Yesterday, I attended my daughter’s moving up ceremony. She is officially a 5th grader and will be heading to middle school in the fall. I share the sentiments of many parents that time is going by too quickly. It seems like yesterday, that I was putting her on the school bus for her first day of Kindergarten and today she walked across the bridge to middle school. My baby girl is growing up.
I am so proud of all that my daughter has accomplished in her five years of elementary school. Her teachers have nurtured her love of learning and she is constantly seeking knowledge. She has made many friends throughout the years, and this past year in particular, she has developed friendships that have the potential to become life-long relationships.
Like Shonda Rhimes, 4th grade was my daughter’s “Year of Yes.” She embraced her last year in elementary school with enthusiasm, wanting to participate in everything. The Gym Show, the school musical, the Tae Kwon Do club, the spelling bee, book club, the school newspaper, band and the science fair…..she did it all. Plus she had outside of school activities including piano lessons, Girl Scouts and religious education. While it was not always easy for her to fit everything in and get her homework done, she somehow managed to do it all. It wasn’t always easy, with early mornings, late nights and little free time. But she never gave up and stuck with it all.
I will admit that I’ve been a bit over-protective of my daughter; not wanting to see her fail at anything and to always be prepared and have whatever she needs. I am learning that I need to take a step back and start letting her spread her wings. In his speech to the parents, my daughter’s middle school principal noted that his job is to help our children become independent. Mistakes need to be made so she can learn from them. And as her parent, I can help guide her towards making good decisions, but ultimately, she needs to make the final choice. And as difficult as that may be for both her and me, I think we will be okay. Because we both know that I will always be here for her.
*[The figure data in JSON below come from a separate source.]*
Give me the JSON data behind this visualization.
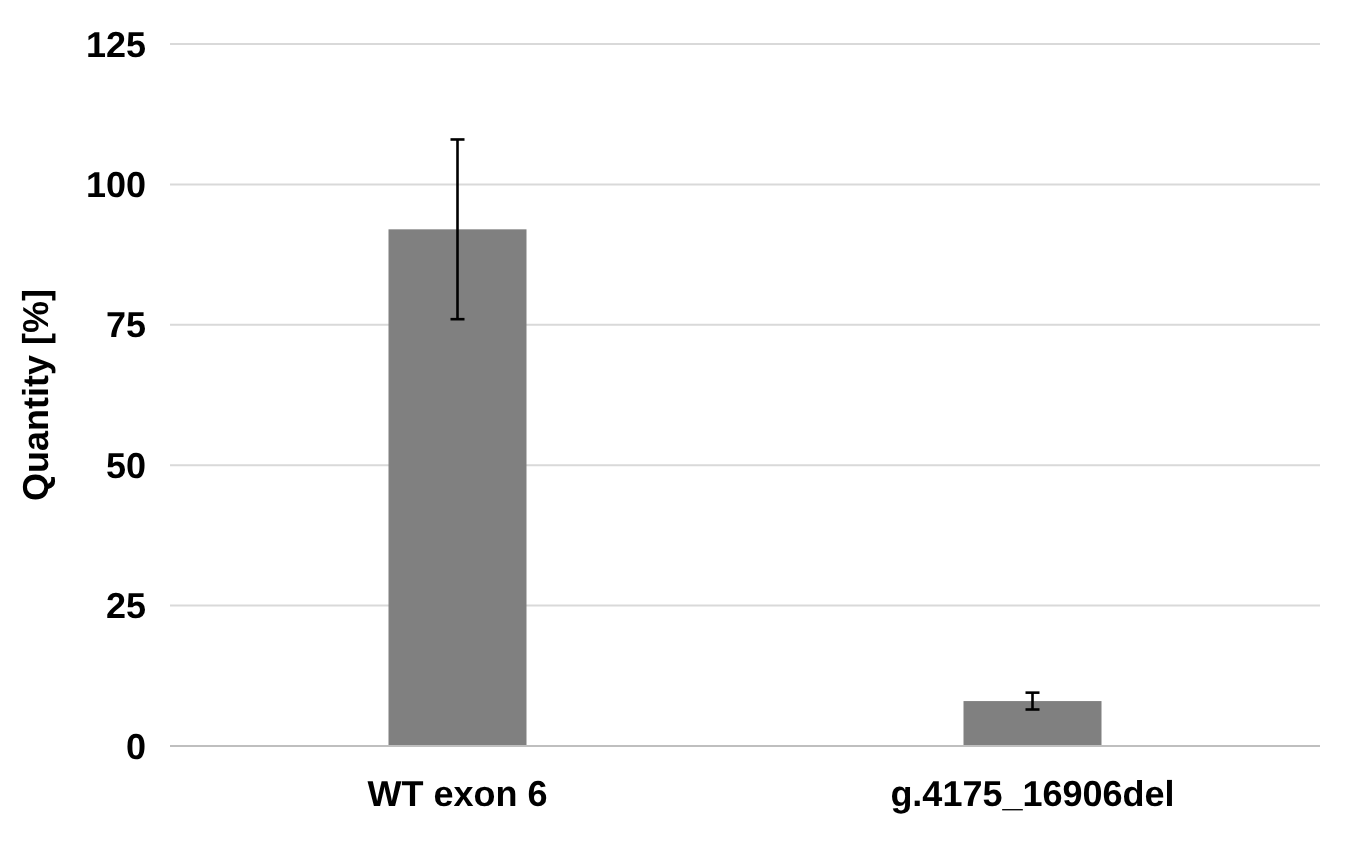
{
  "chart_data": {
    "type": "bar",
    "ylabel": "Quantity [%]",
    "categories": [
      "WT exon 6",
      "g.4175_16906del"
    ],
    "values": [
      92,
      8
    ],
    "errors": [
      16,
      1.5
    ],
    "color": "#808080",
    "ylim": [
      0,
      125
    ],
    "yticks": [
      0,
      25,
      50,
      75,
      100,
      125
    ],
    "grid": "y"
  }
}
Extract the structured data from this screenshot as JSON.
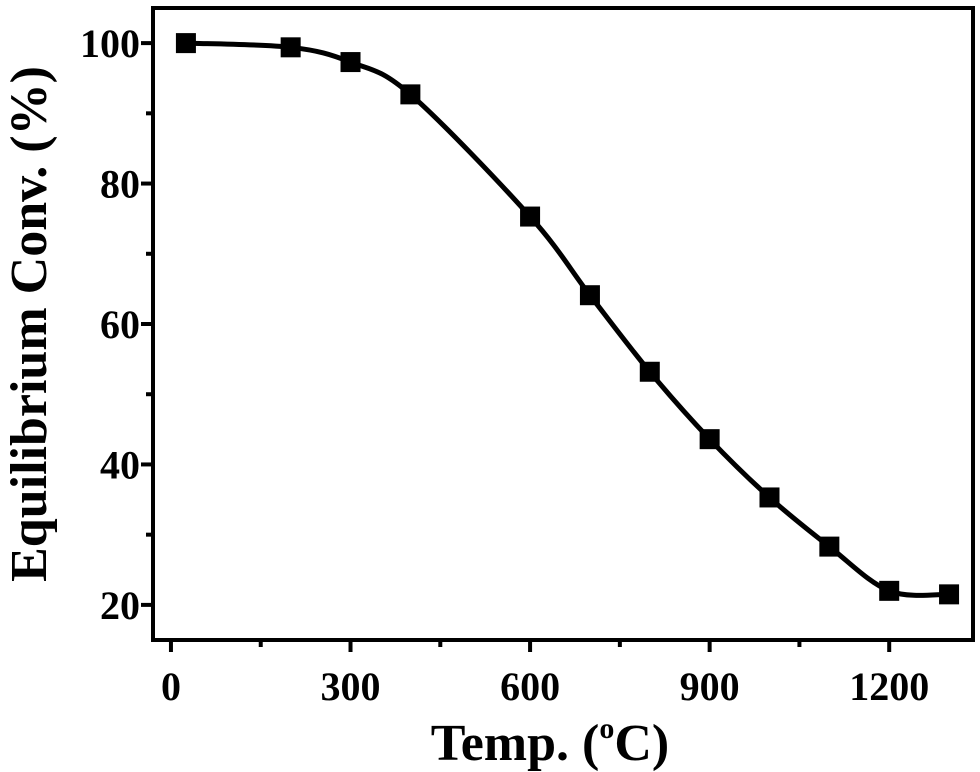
{
  "chart_data": {
    "type": "line",
    "title": "",
    "xlabel": "Temp. (",
    "xlabel_sup": "o",
    "xlabel_end": "C)",
    "ylabel": "Equilibrium Conv. (%)",
    "xlim": [
      -30,
      1340
    ],
    "ylim": [
      15,
      105
    ],
    "x_ticks": [
      0,
      300,
      600,
      900,
      1200
    ],
    "x_tick_labels": [
      "0",
      "300",
      "600",
      "900",
      "1200"
    ],
    "x_minor_ticks": [
      150,
      450,
      750,
      1050
    ],
    "y_ticks": [
      20,
      40,
      60,
      80,
      100
    ],
    "y_tick_labels": [
      "20",
      "40",
      "60",
      "80",
      "100"
    ],
    "y_minor_ticks": [
      30,
      50,
      70,
      90
    ],
    "grid": false,
    "marker": "square",
    "color": "#000000",
    "series": [
      {
        "x": [
          25,
          200,
          300,
          400,
          600,
          700,
          800,
          900,
          1000,
          1100,
          1200,
          1300
        ],
        "values": [
          100,
          99.4,
          97.3,
          92.7,
          75.3,
          64.1,
          53.2,
          43.6,
          35.3,
          28.3,
          22.0,
          21.5
        ]
      }
    ]
  }
}
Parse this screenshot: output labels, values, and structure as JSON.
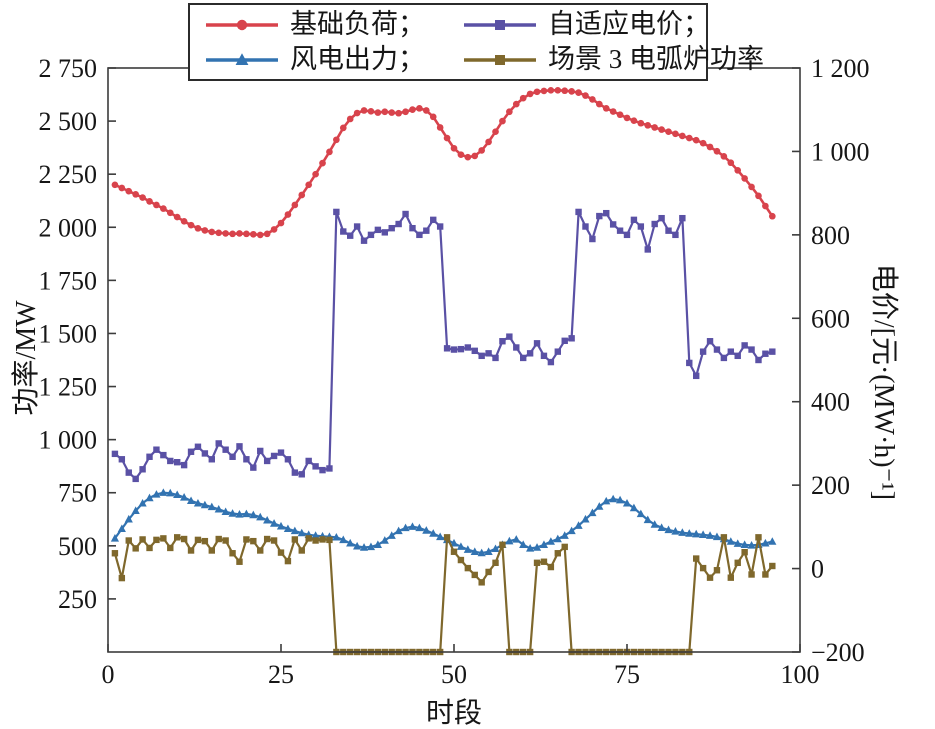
{
  "figure": {
    "x_axis": {
      "label": "时段",
      "tick_values": [
        0,
        25,
        50,
        75,
        100
      ],
      "tick_labels": [
        "0",
        "25",
        "50",
        "75",
        "100"
      ],
      "range": [
        0,
        100
      ]
    },
    "y_left": {
      "label": "功率/MW",
      "tick_values": [
        250,
        500,
        750,
        1000,
        1250,
        1500,
        1750,
        2000,
        2250,
        2500,
        2750
      ],
      "tick_labels": [
        "250",
        "500",
        "750",
        "1 000",
        "1 250",
        "1 500",
        "1 750",
        "2 000",
        "2 250",
        "2 500",
        "2 750"
      ],
      "range": [
        0,
        2750
      ]
    },
    "y_right": {
      "label": "电价/[元·(MW·h)⁻¹]",
      "tick_values": [
        -200,
        0,
        200,
        400,
        600,
        800,
        1000,
        1200
      ],
      "tick_labels": [
        "−200",
        "0",
        "200",
        "400",
        "600",
        "800",
        "1 000",
        "1 200"
      ],
      "range": [
        -200,
        1200
      ]
    },
    "axis_color": "#3c3c3c",
    "text_color": "#161616"
  },
  "chart_data": {
    "type": "line",
    "title": "",
    "xlabel": "时段",
    "ylabel_left": "功率/MW",
    "ylabel_right": "电价/[元·(MW·h)⁻¹]",
    "x_start": 1,
    "x_end": 96,
    "x_range_shown": [
      0,
      100
    ],
    "ylim_left": [
      0,
      2750
    ],
    "ylim_right": [
      -200,
      1200
    ],
    "grid": false,
    "legend_position": "top-center",
    "series": [
      {
        "key": "base-load",
        "name": "基础负荷；",
        "axis": "left",
        "unit": "MW",
        "color": "#d8434c",
        "marker": "circle",
        "values": [
          2200,
          2185,
          2170,
          2155,
          2140,
          2122,
          2105,
          2088,
          2068,
          2048,
          2028,
          2010,
          1995,
          1985,
          1978,
          1974,
          1971,
          1969,
          1971,
          1969,
          1967,
          1964,
          1969,
          1990,
          2020,
          2060,
          2105,
          2152,
          2200,
          2250,
          2302,
          2355,
          2412,
          2468,
          2510,
          2538,
          2550,
          2546,
          2540,
          2544,
          2540,
          2537,
          2544,
          2554,
          2560,
          2550,
          2520,
          2470,
          2420,
          2372,
          2342,
          2330,
          2336,
          2362,
          2402,
          2450,
          2500,
          2544,
          2580,
          2608,
          2628,
          2638,
          2642,
          2645,
          2645,
          2643,
          2640,
          2634,
          2620,
          2602,
          2580,
          2560,
          2545,
          2530,
          2515,
          2502,
          2490,
          2480,
          2470,
          2460,
          2450,
          2440,
          2430,
          2420,
          2410,
          2396,
          2378,
          2358,
          2334,
          2304,
          2268,
          2230,
          2190,
          2148,
          2100,
          2052
        ]
      },
      {
        "key": "adaptive-price",
        "name": "自适应电价；",
        "axis": "right",
        "unit": "元/(MW·h)",
        "color": "#5a51a5",
        "marker": "square",
        "values": [
          275,
          262,
          230,
          215,
          238,
          268,
          285,
          272,
          258,
          255,
          248,
          280,
          292,
          276,
          262,
          300,
          285,
          268,
          293,
          262,
          242,
          282,
          258,
          270,
          278,
          262,
          230,
          226,
          258,
          245,
          236,
          240,
          855,
          808,
          798,
          820,
          786,
          800,
          812,
          806,
          816,
          826,
          850,
          816,
          800,
          810,
          836,
          820,
          528,
          525,
          526,
          530,
          522,
          510,
          516,
          505,
          545,
          556,
          530,
          505,
          516,
          540,
          510,
          495,
          520,
          546,
          552,
          855,
          820,
          790,
          845,
          852,
          825,
          810,
          800,
          836,
          820,
          765,
          826,
          840,
          810,
          800,
          840,
          493,
          462,
          520,
          545,
          525,
          505,
          520,
          510,
          535,
          525,
          500,
          515,
          520
        ]
      },
      {
        "key": "wind-output",
        "name": "风电出力；",
        "axis": "left",
        "unit": "MW",
        "color": "#3273b1",
        "marker": "triangle",
        "values": [
          535,
          580,
          625,
          665,
          700,
          725,
          742,
          750,
          748,
          740,
          728,
          712,
          700,
          692,
          683,
          672,
          660,
          652,
          648,
          650,
          645,
          635,
          620,
          605,
          592,
          580,
          570,
          560,
          552,
          548,
          545,
          543,
          540,
          528,
          512,
          498,
          492,
          495,
          505,
          525,
          548,
          570,
          584,
          590,
          584,
          572,
          558,
          542,
          528,
          512,
          496,
          482,
          472,
          466,
          472,
          486,
          505,
          522,
          530,
          505,
          488,
          492,
          505,
          520,
          532,
          548,
          570,
          595,
          625,
          655,
          685,
          710,
          720,
          715,
          700,
          678,
          650,
          622,
          600,
          585,
          575,
          568,
          562,
          558,
          555,
          552,
          548,
          542,
          532,
          520,
          510,
          505,
          502,
          505,
          512,
          520
        ]
      },
      {
        "key": "scenario3-eaf-power",
        "name": "场景 3 电弧炉功率",
        "axis": "left",
        "unit": "MW",
        "color": "#7f682c",
        "marker": "square",
        "values": [
          465,
          348,
          525,
          488,
          530,
          490,
          528,
          535,
          490,
          540,
          532,
          478,
          528,
          522,
          478,
          532,
          525,
          465,
          425,
          530,
          522,
          478,
          532,
          525,
          468,
          428,
          530,
          478,
          535,
          525,
          530,
          528,
          0,
          0,
          0,
          0,
          0,
          0,
          0,
          0,
          0,
          0,
          0,
          0,
          0,
          0,
          0,
          0,
          540,
          472,
          433,
          395,
          363,
          328,
          377,
          420,
          505,
          0,
          0,
          0,
          0,
          420,
          425,
          400,
          465,
          495,
          0,
          0,
          0,
          0,
          0,
          0,
          0,
          0,
          0,
          0,
          0,
          0,
          0,
          0,
          0,
          0,
          0,
          0,
          440,
          395,
          350,
          385,
          540,
          350,
          420,
          470,
          365,
          540,
          365,
          405
        ]
      }
    ]
  }
}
My daughter’s official last day of 4th grade is tomorrow. Then she is home with me (and her younger brother) for the summer. Neither of the kids wanted to go to camp this summer and since I am home, I didn’t push it. I’m hoping to spend some quality time with the kids while they both still want to do things with their mom. As excited as I am for my daughter to start this next chapter in her life, I know that middle school will change her (and I’m hoping that it’s for the better!). I know that pretty soon spending time with her friends will be more important than spending time with her family. So, as elementary school is ending for her, I am hoping that this summer we will be able to make memories that both she and I can look back on with fondness.